Commonly used by both NATO and the US, sonar systems cause a form of narcosis or decompression sickness in deep sea whale species that leads these creatures to beach and strand themselves. They become disoriented and flee in a panic, which causes decompression sickness similar to a human diver who surfaces too fast from a deep dive.
The disorientation, panic and fear from the sonar is probably the reason why rare species of whales have been found stranded in shallow waters in such a short period of time over the past few months. Experts say this only suggests a single recent activity that may have triggered their behaviours.
Although storm weather could also be the cause, whale researchers strongly agree that the recent mass strandings of whales can only be a direct consequence of military sonar.
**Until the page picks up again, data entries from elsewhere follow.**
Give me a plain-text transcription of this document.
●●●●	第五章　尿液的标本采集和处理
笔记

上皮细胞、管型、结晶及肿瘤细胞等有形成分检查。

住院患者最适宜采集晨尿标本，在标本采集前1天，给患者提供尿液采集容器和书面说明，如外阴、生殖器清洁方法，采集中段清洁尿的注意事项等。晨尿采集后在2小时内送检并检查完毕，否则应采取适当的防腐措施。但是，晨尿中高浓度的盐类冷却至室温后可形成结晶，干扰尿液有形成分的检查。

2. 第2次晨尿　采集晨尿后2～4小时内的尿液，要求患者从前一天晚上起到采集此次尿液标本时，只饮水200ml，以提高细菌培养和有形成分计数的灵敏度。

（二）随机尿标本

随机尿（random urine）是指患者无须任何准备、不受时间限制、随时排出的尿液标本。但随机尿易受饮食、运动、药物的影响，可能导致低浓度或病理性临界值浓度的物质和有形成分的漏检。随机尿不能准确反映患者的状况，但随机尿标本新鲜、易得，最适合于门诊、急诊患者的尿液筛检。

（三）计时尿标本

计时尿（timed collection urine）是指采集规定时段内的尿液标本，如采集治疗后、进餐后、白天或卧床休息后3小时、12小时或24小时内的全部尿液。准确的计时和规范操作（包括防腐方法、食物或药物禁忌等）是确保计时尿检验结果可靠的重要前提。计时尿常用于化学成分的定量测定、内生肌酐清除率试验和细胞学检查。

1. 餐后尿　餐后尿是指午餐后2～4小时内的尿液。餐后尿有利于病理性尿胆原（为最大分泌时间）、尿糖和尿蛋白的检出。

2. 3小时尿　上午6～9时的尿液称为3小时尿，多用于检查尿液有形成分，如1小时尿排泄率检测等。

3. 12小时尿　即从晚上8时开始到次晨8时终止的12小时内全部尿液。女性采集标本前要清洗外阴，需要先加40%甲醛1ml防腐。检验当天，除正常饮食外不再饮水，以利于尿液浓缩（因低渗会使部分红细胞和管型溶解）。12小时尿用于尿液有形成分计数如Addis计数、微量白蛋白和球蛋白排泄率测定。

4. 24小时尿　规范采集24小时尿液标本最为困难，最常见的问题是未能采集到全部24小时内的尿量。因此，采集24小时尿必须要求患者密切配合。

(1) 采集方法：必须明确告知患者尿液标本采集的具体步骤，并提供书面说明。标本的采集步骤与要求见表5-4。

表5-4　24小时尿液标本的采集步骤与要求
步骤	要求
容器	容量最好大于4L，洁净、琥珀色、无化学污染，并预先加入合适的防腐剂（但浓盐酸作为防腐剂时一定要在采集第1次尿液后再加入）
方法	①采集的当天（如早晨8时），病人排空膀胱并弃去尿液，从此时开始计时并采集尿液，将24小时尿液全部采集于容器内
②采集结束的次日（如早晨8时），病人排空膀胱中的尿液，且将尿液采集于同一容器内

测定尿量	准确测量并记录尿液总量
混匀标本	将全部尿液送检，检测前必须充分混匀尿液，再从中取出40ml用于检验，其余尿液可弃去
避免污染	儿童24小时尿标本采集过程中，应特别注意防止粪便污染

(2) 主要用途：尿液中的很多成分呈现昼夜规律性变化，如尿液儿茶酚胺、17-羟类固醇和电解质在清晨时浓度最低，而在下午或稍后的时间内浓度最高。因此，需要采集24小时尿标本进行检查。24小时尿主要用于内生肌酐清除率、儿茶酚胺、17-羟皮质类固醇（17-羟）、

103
Aquatic mammals feed in the deep waters of the ocean. Having them show up on shallow waters is a concerning matter as this can be fatal for them.
Quite a number of studies have linked not only military sonar as a primary cause of whale strandings, but this includes seismic surveys for oil as well.
The range of sightings span across the British shores, to the Faroe Islands, the North Sea and even in the most unusual waters like the Fifth of Clyde. This only leads researchers to believe something peculiar is going on. Two rare deep-sea whales have been found dead on the beach just within 24 hours of each other last weekend and 7 bottlenose whales beached themselves in Donegal just a few days ago as well.
Reports from The Guardian said, while experts are firm on their conclusions on sonar as the main culprit, a team of investigators that have examined the cause of death of some of the whales say they have not found any evidence of this. Researchers from the Cetacean Strandings Investigation Programme at the Zoological Society of London are still conducting studies to determine if there could be multiple causes of these deaths.
A Sowerby beaked whale washed up in Lowestoft, Norfolk last Saturday and just a day later, another deep-sea whale was found beached in Portsmouth Hants. Zoologists are baffled at the rate these whales are showing up so far out of their natural habitat. Sowerby's beaked whales live on a diet of squid and small fish making the North Sea and European waters too shallow for them to hunt for their food.
Investigations continue and findings show the whales display no evidence of trauma or any significant evidence of disease.